La siccità che sta colpendo il nord Italia è iniziata nell’ottobre 2021. Il Governo ha dichiarato lo stato di emergenza nazionale in relazione al deficit idrico nel luglio 2022 e poi nel dicembre 2022 ha prorogato lo stato di emergenza fino al 31.12.2023.

 

Se il 2022 ha fatto registrare una diminuzione di circa il -30% di precipitazioni, l’inizio del 2023 registra temperature record, deficit di neve in montagna al 63%, scarsità di precipitazioni (a gennaio 24mm contro i 63mm attesi), il fiume Po già in regime di magra (-3,2 metri), laghi più grandi al 30-40% della propria capacità.

 

Lo stoccaggio dell’acqua piovana. In media cadono in Italia 8-900 mm anno di pioggia. Soltanto l’11% viene immagazzinata.

 

Comparto agricolo

Il C.N.R. indica come, in 24 mesi, cioè da Febbraio 2021, ben il 38% delle aree agricole irrigue sia stato interessato da siccità severa-estrema.

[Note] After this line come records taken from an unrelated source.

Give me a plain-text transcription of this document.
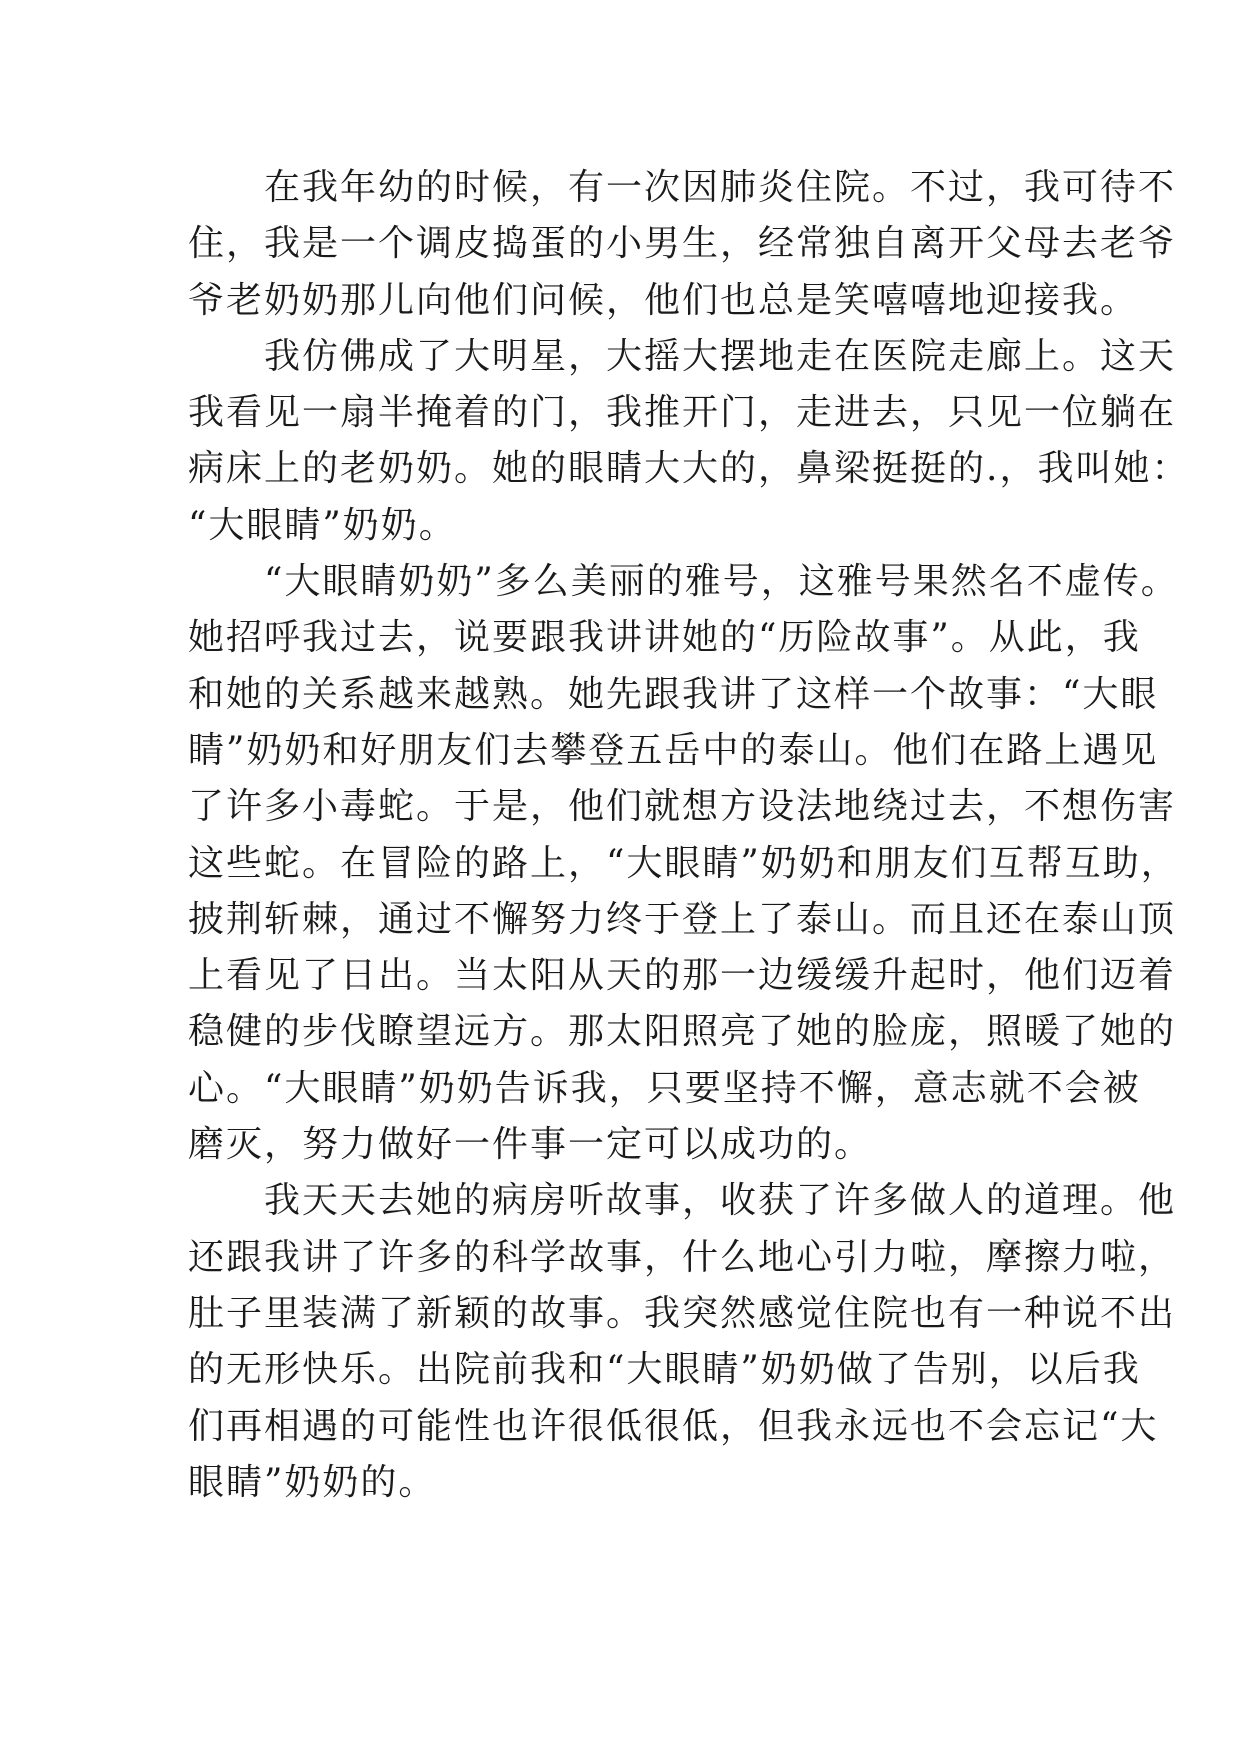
　　在我年幼的时候，有一次因肺炎住院。不过，我可待不
住，我是一个调皮捣蛋的小男生，经常独自离开父母去老爷
爷老奶奶那儿向他们问候，他们也总是笑嘻嘻地迎接我。
　　我仿佛成了大明星，大摇大摆地走在医院走廊上。这天
我看见一扇半掩着的门，我推开门，走进去，只见一位躺在
病床上的老奶奶。她的眼睛大大的，鼻梁挺挺的.，我叫她：
“大眼睛”奶奶。
　　“大眼睛奶奶”多么美丽的雅号，这雅号果然名不虚传。
她招呼我过去，说要跟我讲讲她的“历险故事”。从此，我
和她的关系越来越熟。她先跟我讲了这样一个故事：“大眼
睛”奶奶和好朋友们去攀登五岳中的泰山。他们在路上遇见
了许多小毒蛇。于是，他们就想方设法地绕过去，不想伤害
这些蛇。在冒险的路上，“大眼睛”奶奶和朋友们互帮互助，
披荆斩棘，通过不懈努力终于登上了泰山。而且还在泰山顶
上看见了日出。当太阳从天的那一边缓缓升起时，他们迈着
稳健的步伐瞭望远方。那太阳照亮了她的脸庞，照暖了她的
心。“大眼睛”奶奶告诉我，只要坚持不懈，意志就不会被
磨灭，努力做好一件事一定可以成功的。
　　我天天去她的病房听故事，收获了许多做人的道理。他
还跟我讲了许多的科学故事，什么地心引力啦，摩擦力啦，
肚子里装满了新颖的故事。我突然感觉住院也有一种说不出
的无形快乐。出院前我和“大眼睛”奶奶做了告别，以后我
们再相遇的可能性也许很低很低，但我永远也不会忘记“大
眼睛”奶奶的。
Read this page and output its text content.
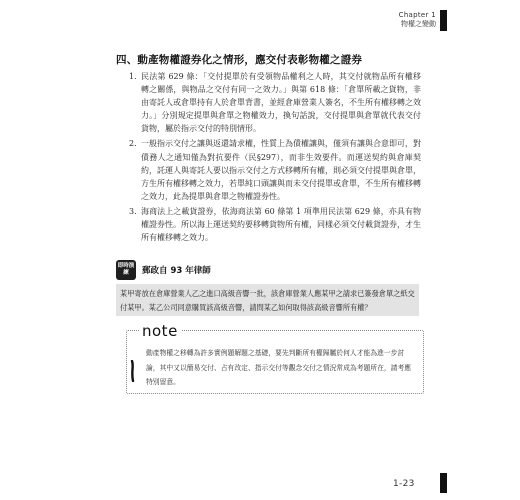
Chapter 1
物權之變動
四、動產物權證券化之情形，應交付表彰物權之證券
1. 民法第 629 條：「交付提單於有受領物品權利之人時，其交付就物品所有權移轉之關係，與物品之交付有同一之效力。」與第 618 條：「倉單所載之貨物，非由寄託人或倉單持有人於倉單背書，並經倉庫營業人簽名，不生所有權移轉之效力。」分別規定提單與倉單之物權效力，換句話說，交付提單與倉單就代表交付貨物，屬於指示交付的特別情形。
2. 一般指示交付之讓與返還請求權，性質上為債權讓與，僅須有讓與合意即可，對債務人之通知僅為對抗要件（民§297），而非生效要件。而運送契約與倉庫契約，託運人與寄託人要以指示交付之方式移轉所有權，則必須交付提單與倉單，方生所有權移轉之效力，若單純口頭讓與而未交付提單或倉單，不生所有權移轉之效力，此為提單與倉單之物權證券性。
3. 海商法上之載貨證券，依海商法第 60 條第 1 項準用民法第 629 條，亦具有物權證券性。所以海上運送契約要移轉貨物所有權，同樣必須交付載貨證券，才生所有權移轉之效力。
即時演練	郵政自 93 年律師
某甲寄放在倉庫營業人乙之進口高級音響一批，該倉庫營業人應某甲之請求已簽發倉單之紙交付某甲。某乙公司同意購買該高級音響，請問某乙如何取得該高級音響所有權？
note
動產物權之移轉為許多實例題解題之基礎，要先判斷所有權歸屬於何人才能為進一步討論，其中又以簡易交付、占有改定、指示交付等觀念交付之情況常成為考題所在，請考應特別留意。
1-23
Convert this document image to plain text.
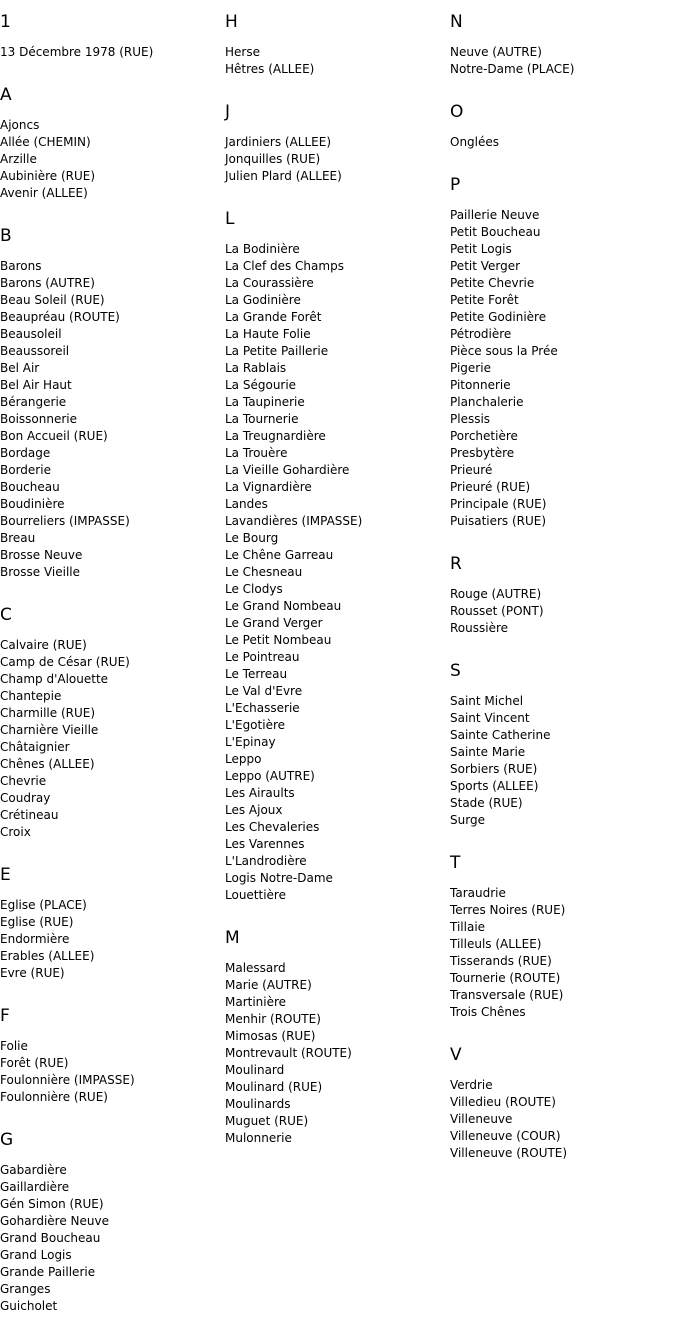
1
13 Décembre 1978 (RUE)
A
Ajoncs
Allée (CHEMIN)
Arzille
Aubinière (RUE)
Avenir (ALLEE)
B
Barons
Barons (AUTRE)
Beau Soleil (RUE)
Beaupréau (ROUTE)
Beausoleil
Beaussoreil
Bel Air
Bel Air Haut
Bérangerie
Boissonnerie
Bon Accueil (RUE)
Bordage
Borderie
Boucheau
Boudinière
Bourreliers (IMPASSE)
Breau
Brosse Neuve
Brosse Vieille
C
Calvaire (RUE)
Camp de César (RUE)
Champ d'Alouette
Chantepie
Charmille (RUE)
Charnière Vieille
Châtaignier
Chênes (ALLEE)
Chevrie
Coudray
Crétineau
Croix
E
Eglise (PLACE)
Eglise (RUE)
Endormière
Erables (ALLEE)
Evre (RUE)
F
Folie
Forêt (RUE)
Foulonnière (IMPASSE)
Foulonnière (RUE)
G
Gabardière
Gaillardière
Gén Simon (RUE)
Gohardière Neuve
Grand Boucheau
Grand Logis
Grande Paillerie
Granges
Guicholet
H
Herse
Hêtres (ALLEE)
J
Jardiniers (ALLEE)
Jonquilles (RUE)
Julien Plard (ALLEE)
L
La Bodinière
La Clef des Champs
La Courassière
La Godinière
La Grande Forêt
La Haute Folie
La Petite Paillerie
La Rablais
La Ségourie
La Taupinerie
La Tournerie
La Treugnardière
La Trouère
La Vieille Gohardière
La Vignardière
Landes
Lavandières (IMPASSE)
Le Bourg
Le Chêne Garreau
Le Chesneau
Le Clodys
Le Grand Nombeau
Le Grand Verger
Le Petit Nombeau
Le Pointreau
Le Terreau
Le Val d'Evre
L'Echasserie
L'Egotière
L'Epinay
Leppo
Leppo (AUTRE)
Les Airaults
Les Ajoux
Les Chevaleries
Les Varennes
L'Landrodière
Logis Notre-Dame
Louettière
M
Malessard
Marie (AUTRE)
Martinière
Menhir (ROUTE)
Mimosas (RUE)
Montrevault (ROUTE)
Moulinard
Moulinard (RUE)
Moulinards
Muguet (RUE)
Mulonnerie
N
Neuve (AUTRE)
Notre-Dame (PLACE)
O
Onglées
P
Paillerie Neuve
Petit Boucheau
Petit Logis
Petit Verger
Petite Chevrie
Petite Forêt
Petite Godinière
Pétrodière
Pièce sous la Prée
Pigerie
Pitonnerie
Planchalerie
Plessis
Porchetière
Presbytère
Prieuré
Prieuré (RUE)
Principale (RUE)
Puisatiers (RUE)
R
Rouge (AUTRE)
Rousset (PONT)
Roussière
S
Saint Michel
Saint Vincent
Sainte Catherine
Sainte Marie
Sorbiers (RUE)
Sports (ALLEE)
Stade (RUE)
Surge
T
Taraudrie
Terres Noires (RUE)
Tillaie
Tilleuls (ALLEE)
Tisserands (RUE)
Tournerie (ROUTE)
Transversale (RUE)
Trois Chênes
V
Verdrie
Villedieu (ROUTE)
Villeneuve
Villeneuve (COUR)
Villeneuve (ROUTE)
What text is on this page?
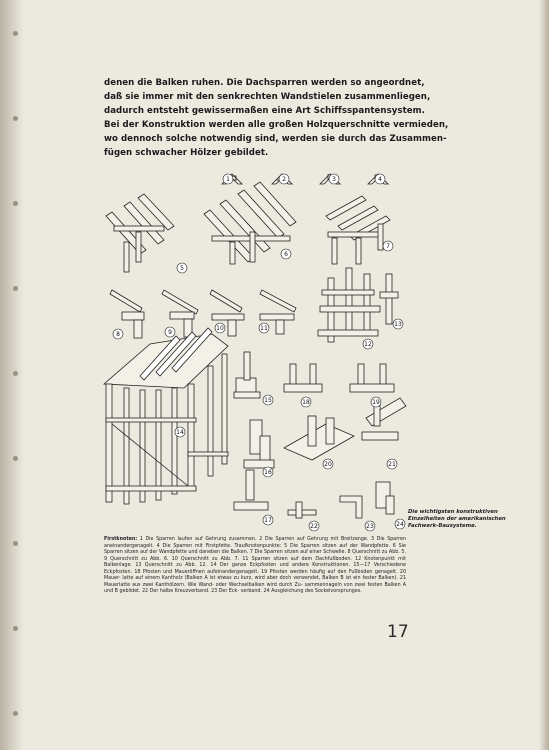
denen die Balken ruhen. Die Dachsparren werden so angeordnet,
daß sie immer mit den senkrechten Wandstielen zusammenliegen,
dadurch entsteht gewissermaßen eine Art Schiffsspantensystem.
Bei der Konstruktion werden alle großen Holzquerschnitte vermieden,
wo dennoch solche notwendig sind, werden sie durch das Zusammen-
fügen schwacher Hölzer gebildet.
1	2	3	4
5
6
7
8	9
10	11
12
13
14
15
16
17
18	19
20	21
22	23	24
Die wichtigsten konstruktiven
Einzelheiten der amerikanischen
Fachwerk-Bausysteme.
Firstknoten: 1 Die Sparren laufen auf Gehrung zusammen. 2 Die Sparren auf Gehrung mit Breitzange. 3 Die Sparren aneinandergenagelt. 4 Die Sparren mit Firstpfette. Traufknotenpunkte: 5 Die Sparren sitzen auf der Wandpfette. 6 Sie Sparren sitzen auf der Wandpfette und daneben die Balken. 7 Die Sparren sitzen auf einer Schwelle. 8 Querschnitt zu Abb. 5. 9 Querschnitt zu Abb. 6. 10 Querschnitt zu Abb. 7. 11 Sparren sitzen auf dem Dachfußboden. 12 Knotenpunkt mit Balkenlage. 13 Querschnitt zu Abb. 12. 14 Der ganze Eckpfosten und andere Konstruktionen. 15—17 Verschiedene Eckpfosten. 18 Pfosten und Maueröffnen aufeinandergenagelt. 19 Pfosten werden häufig auf den Fußboden genagelt. 20 Mauer- latte auf einem Kantholz (Balken A ist etwas zu kurz, wird aber doch verwendet, Balken B ist ein fester Balken). 21 Mauerlatte aus zwei Kanthölzern. Wie Wand- oder Wechselbalken wird durch Zu- sammennageln von zwei festen Balken A und B gebildet. 22 Der halbe Kreuzverband. 23 Der Eck- verband. 24 Ausgleichung des Sockelvorsprunges.
17
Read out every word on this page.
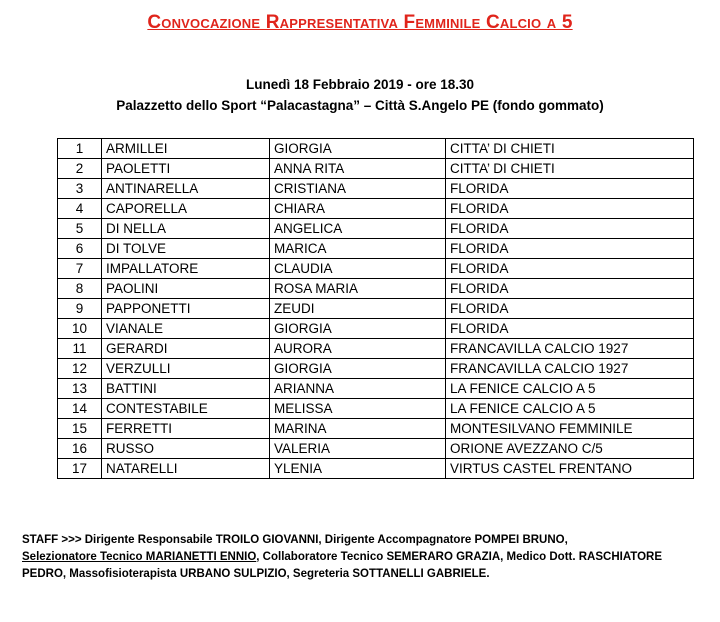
Convocazione Rappresentativa Femminile Calcio a 5
Lunedì 18 Febbraio 2019 - ore 18.30
Palazzetto dello Sport “Palacastagna” – Città S.Angelo PE (fondo gommato)
1	ARMILLEI	GIORGIA	CITTA’ DI CHIETI
2	PAOLETTI	ANNA RITA	CITTA’ DI CHIETI
3	ANTINARELLA	CRISTIANA	FLORIDA
4	CAPORELLA	CHIARA	FLORIDA
5	DI NELLA	ANGELICA	FLORIDA
6	DI TOLVE	MARICA	FLORIDA
7	IMPALLATORE	CLAUDIA	FLORIDA
8	PAOLINI	ROSA MARIA	FLORIDA
9	PAPPONETTI	ZEUDI	FLORIDA
10	VIANALE	GIORGIA	FLORIDA
11	GERARDI	AURORA	FRANCAVILLA CALCIO 1927
12	VERZULLI	GIORGIA	FRANCAVILLA CALCIO 1927
13	BATTINI	ARIANNA	LA FENICE CALCIO A 5
14	CONTESTABILE	MELISSA	LA FENICE CALCIO A 5
15	FERRETTI	MARINA	MONTESILVANO FEMMINILE
16	RUSSO	VALERIA	ORIONE AVEZZANO C/5
17	NATARELLI	YLENIA	VIRTUS CASTEL FRENTANO
STAFF >>> Dirigente Responsabile TROILO GIOVANNI, Dirigente Accompagnatore POMPEI BRUNO,
Selezionatore Tecnico MARIANETTI ENNIO, Collaboratore Tecnico SEMERARO GRAZIA, Medico Dott. RASCHIATORE PEDRO, Massofisioterapista URBANO SULPIZIO, Segreteria SOTTANELLI GABRIELE.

In Italia, con il Po a secco, rischia grave sofferenza o mancata produzione circa il 30% del made in Italy agroalimentare che si produce proprio nella Pianura Padana, dove si concentra anche la metà dell’allevamento nazionale. Nel nostro Paese, ricorda la Coldiretti, si registra a livello nazionale un deficit idrico del 30% che sale al 40% nel Nord Italia.

 

 

IN  VENETO

 

Il Veneto nel 2022, secondo l’Ispra e il Sistema nazionale della Agenzie Ambientali, ha registrato temperature molto superiori alla norma e precipitazioni alquanto scarse. Nel corso del 2022, come sta accadendo sempre più frequentemente in questi ultimi decenni, i valori termici registrati sulla regione si sono quasi sempre mantenuti superiori alle medie di riferimento e superando in diversi periodi anche i valori record dell’ultimo trentennio.

 

Alla forte anomalia termica si è aggiunta anche la scarsità di precipitazioni che si è manifestata in tutte le stagioni e in quasi tutti i mesi dell’anno, collocando il 2022 in Veneto come l’anno mediamente più caldo e più secco perlomeno dell’ultimo trentennio.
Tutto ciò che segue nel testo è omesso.